El director Albert Serra posa durante el photocall del documental ‘Tardes de soledad’, en el Festival de Cine de San Sebastián. / Unanue / Europa Press

La tauromaquia es tozuda. Su increíble persistencia demuestra el potencial de generación de contradicciones que alberga, su capacidad proteica para poner en evidencia muchos debates antropológicos, políticos y culturales, y sus enorme lazos con cualquier hecho verdaderamente cultural. Yo, que ando metido en el mundo editorial, e incluso -pobre de mí- me atrevo a hacer libros de toros, le decía el otro día a un amigo que los mejores libros de toros de los últimos meses no los había sacado nuestra editorial taurina. -Bueno sí, uno sí, Capas de olvido, de Robert Ryan. El tiempo hablará de este libro único-. Le insistía en que los mejores libros de toros del año habían salido en editoriales que ni se lo esperaban, y que incluso sus autores no sabían que los habían escrito: El día que el emperador mató un rinoceronte, de Jerry Toner, y lo nuevo de Richard Sennett, El intérprete. Y entiendo que mi amigo se riera, pero es que lo creo firmemente. Así de flamenco me puse. Y en esas, zas, la Concha de Oro para Albert Serra por sus Tardes de soledad.

La presentación de la película de Serra a la fase de concurso del Festival de San Sebastián y, aún más, la concesión de su máximo galardón, la Concha de Oro, me han vuelto a demostrar esa extraña y proteica fortaleza de lo taurino y su obcecada autonomía como hecho cultural.

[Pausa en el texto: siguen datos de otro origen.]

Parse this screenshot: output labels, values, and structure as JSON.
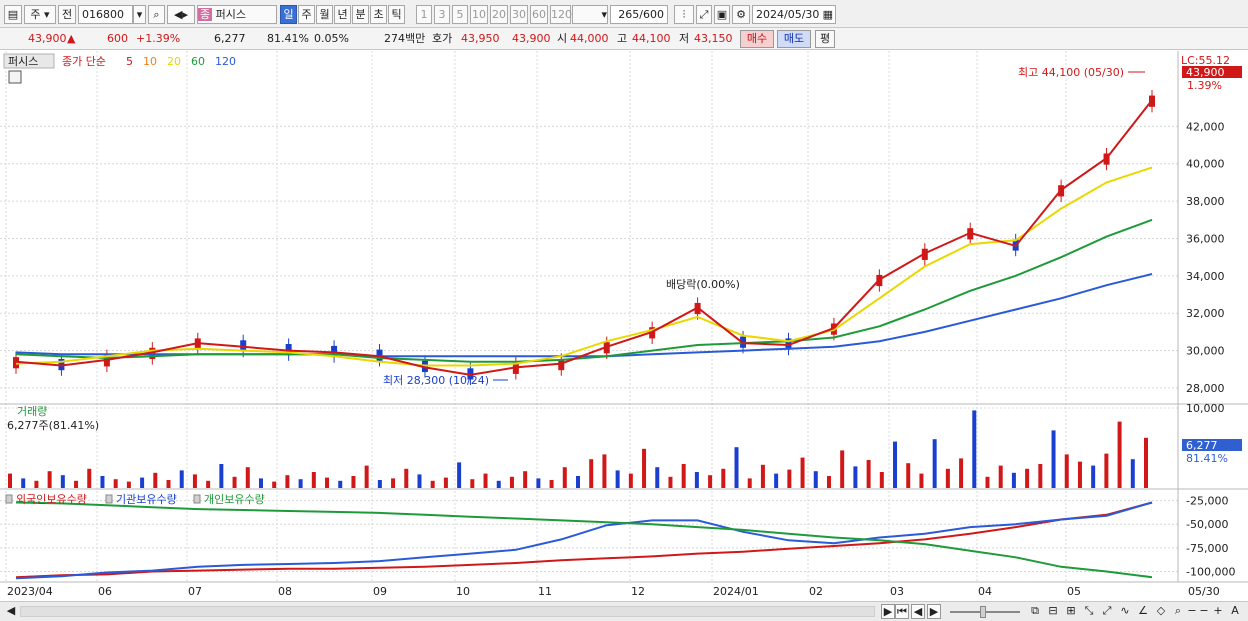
{
  "toolbar": {
    "type_select": "주",
    "prev_label": "전",
    "code": "016800",
    "name": "퍼시스",
    "periods": [
      "일",
      "주",
      "월",
      "년",
      "분",
      "초",
      "틱"
    ],
    "nums": [
      "1",
      "3",
      "5",
      "10",
      "20",
      "30",
      "60",
      "120"
    ],
    "count": "265",
    "count_max": "/600",
    "date": "2024/05/30"
  },
  "quote": {
    "price": "43,900",
    "arrow": "▲",
    "change": "600",
    "pct": "+1.39%",
    "volume": "6,277",
    "vol_ratio": "81.41%",
    "turnover": "0.05%",
    "amount": "274백만",
    "hoga_label": "호가",
    "ask": "43,950",
    "bid": "43,900",
    "open_label": "시",
    "open": "44,000",
    "high_label": "고",
    "high": "44,100",
    "low_label": "저",
    "low": "43,150",
    "buy": "매수",
    "sell": "매도",
    "flat": "평"
  },
  "legend": {
    "name": "퍼시스",
    "close_label": "종가 단순",
    "ma_labels": [
      {
        "label": "5",
        "color": "#d01818"
      },
      {
        "label": "10",
        "color": "#f08020"
      },
      {
        "label": "20",
        "color": "#e8d800"
      },
      {
        "label": "60",
        "color": "#1f9a3a"
      },
      {
        "label": "120",
        "color": "#2a5ad8"
      }
    ]
  },
  "annotations": {
    "high": "최고 44,100 (05/30)",
    "low": "최저 28,300 (10/24)",
    "dividend": "배당락(0.00%)",
    "lc": "LC:55.12",
    "last_price": "43,900",
    "last_pct": "1.39%"
  },
  "volume_panel": {
    "title": "거래량",
    "subtitle": "6,277주(81.41%)",
    "last": "6,277",
    "last_pct": "81.41%"
  },
  "holder_panel": {
    "labels": [
      {
        "label": "외국인보유수량",
        "color": "#d01818"
      },
      {
        "label": "기관보유수량",
        "color": "#1a3fd0"
      },
      {
        "label": "개인보유수량",
        "color": "#1f9a3a"
      }
    ]
  },
  "chart_data": [
    {
      "type": "line",
      "title": "",
      "y_ticks": [
        "42,000",
        "40,000",
        "38,000",
        "36,000",
        "34,000",
        "32,000",
        "30,000",
        "28,000"
      ],
      "ylim": [
        27300,
        45500
      ],
      "x_ticks": [
        "2023/04",
        "06",
        "07",
        "08",
        "09",
        "10",
        "11",
        "12",
        "2024/01",
        "02",
        "03",
        "04",
        "05",
        "05/30"
      ],
      "series": [
        {
          "name": "5",
          "values": [
            29400,
            29200,
            29500,
            29900,
            30400,
            30200,
            30000,
            29900,
            29700,
            29100,
            28700,
            29100,
            29300,
            30200,
            31000,
            32300,
            30400,
            30300,
            31200,
            33800,
            35200,
            36300,
            35600,
            38600,
            40300,
            43400
          ]
        },
        {
          "name": "20",
          "values": [
            29300,
            29400,
            29700,
            30000,
            30100,
            30000,
            29900,
            29700,
            29400,
            29200,
            29200,
            29300,
            29700,
            30500,
            31100,
            31800,
            30800,
            30500,
            31100,
            32800,
            34500,
            35700,
            35900,
            37600,
            39000,
            39800
          ]
        },
        {
          "name": "60",
          "values": [
            29800,
            29700,
            29600,
            29700,
            29800,
            29800,
            29800,
            29800,
            29600,
            29500,
            29400,
            29400,
            29500,
            29700,
            30000,
            30300,
            30400,
            30500,
            30700,
            31300,
            32200,
            33200,
            34000,
            35000,
            36100,
            37000
          ]
        },
        {
          "name": "120",
          "values": [
            29900,
            29800,
            29800,
            29800,
            29800,
            29800,
            29800,
            29800,
            29700,
            29700,
            29700,
            29700,
            29700,
            29700,
            29800,
            29900,
            30000,
            30100,
            30200,
            30500,
            31000,
            31600,
            32200,
            32800,
            33500,
            34100
          ]
        }
      ]
    },
    {
      "type": "bar",
      "title": "",
      "y_ticks": [
        "10,000"
      ],
      "ylim": [
        0,
        10000
      ],
      "values": [
        1800,
        1200,
        900,
        2100,
        1600,
        900,
        2400,
        1500,
        1100,
        800,
        1300,
        1900,
        1000,
        2200,
        1700,
        900,
        3000,
        1400,
        2600,
        1200,
        800,
        1600,
        1100,
        2000,
        1300,
        900,
        1500,
        2800,
        1000,
        1200,
        2400,
        1700,
        900,
        1300,
        3200,
        1100,
        1800,
        900,
        1400,
        2100,
        1200,
        1000,
        2600,
        1500,
        3600,
        4200,
        2200,
        1800,
        4900,
        2600,
        1400,
        3000,
        2000,
        1600,
        2400,
        5100,
        1200,
        2900,
        1800,
        2300,
        3800,
        2100,
        1500,
        4700,
        2700,
        3500,
        2000,
        5800,
        3100,
        1800,
        6100,
        2400,
        3700,
        9700,
        1400,
        2800,
        1900,
        2400,
        3000,
        7200,
        4200,
        3300,
        2800,
        4300,
        8300,
        3600,
        6277
      ]
    },
    {
      "type": "line",
      "title": "",
      "y_ticks": [
        "-25,000",
        "-50,000",
        "-75,000",
        "-100,000"
      ],
      "ylim": [
        -110000,
        -17000
      ],
      "series": [
        {
          "name": "외국인보유수량",
          "values": [
            -106000,
            -104000,
            -103000,
            -100000,
            -99000,
            -98000,
            -97000,
            -97000,
            -96000,
            -95000,
            -93000,
            -91000,
            -88000,
            -86000,
            -84000,
            -81000,
            -79000,
            -76000,
            -73000,
            -70000,
            -66000,
            -60000,
            -53000,
            -45000,
            -40000,
            -27000
          ]
        },
        {
          "name": "기관보유수량",
          "values": [
            -107000,
            -105000,
            -101000,
            -99000,
            -95000,
            -93000,
            -92000,
            -91000,
            -89000,
            -85000,
            -81000,
            -77000,
            -66000,
            -51000,
            -46000,
            -46000,
            -58000,
            -67000,
            -70000,
            -64000,
            -60000,
            -53000,
            -50000,
            -45000,
            -41000,
            -27000
          ]
        },
        {
          "name": "개인보유수량",
          "values": [
            -27000,
            -28000,
            -30000,
            -32000,
            -34000,
            -35000,
            -36000,
            -37000,
            -38000,
            -40000,
            -42000,
            -44000,
            -46000,
            -48000,
            -50000,
            -53000,
            -56000,
            -60000,
            -64000,
            -67000,
            -71000,
            -78000,
            -85000,
            -95000,
            -100000,
            -106000
          ]
        }
      ]
    }
  ],
  "bottom": {
    "scroll_left": "◀",
    "nav": [
      "▶",
      "⏮",
      "◀",
      "▶"
    ],
    "zoom": [
      "−",
      "+"
    ],
    "a_label": "A"
  }
}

No olvidemos, sin embargo, que el simple hecho de abordar la tauromaquia ya había investido de polémica la propuesta y estreno de la película, como síntoma normalizado y asumido de un apriorismo cultural que te dice donde están los límites de lo socioculturalmente admisible. Quizás en un futuro texto pueda pronunciarme sobre la película y constatar, o no, su vis polémica. No he podido ver más que avisos que no me permiten pronunciarme sobre Tardes de soledad. (Sí les adelanto una sospecha precrítica por los elementos que de ella me han llegado: parece ser que Serra habría prescindido demasiado, cuando no totalmente, de enfocar al público, que a mí me parece fundamental para analizar el mundo taurino.)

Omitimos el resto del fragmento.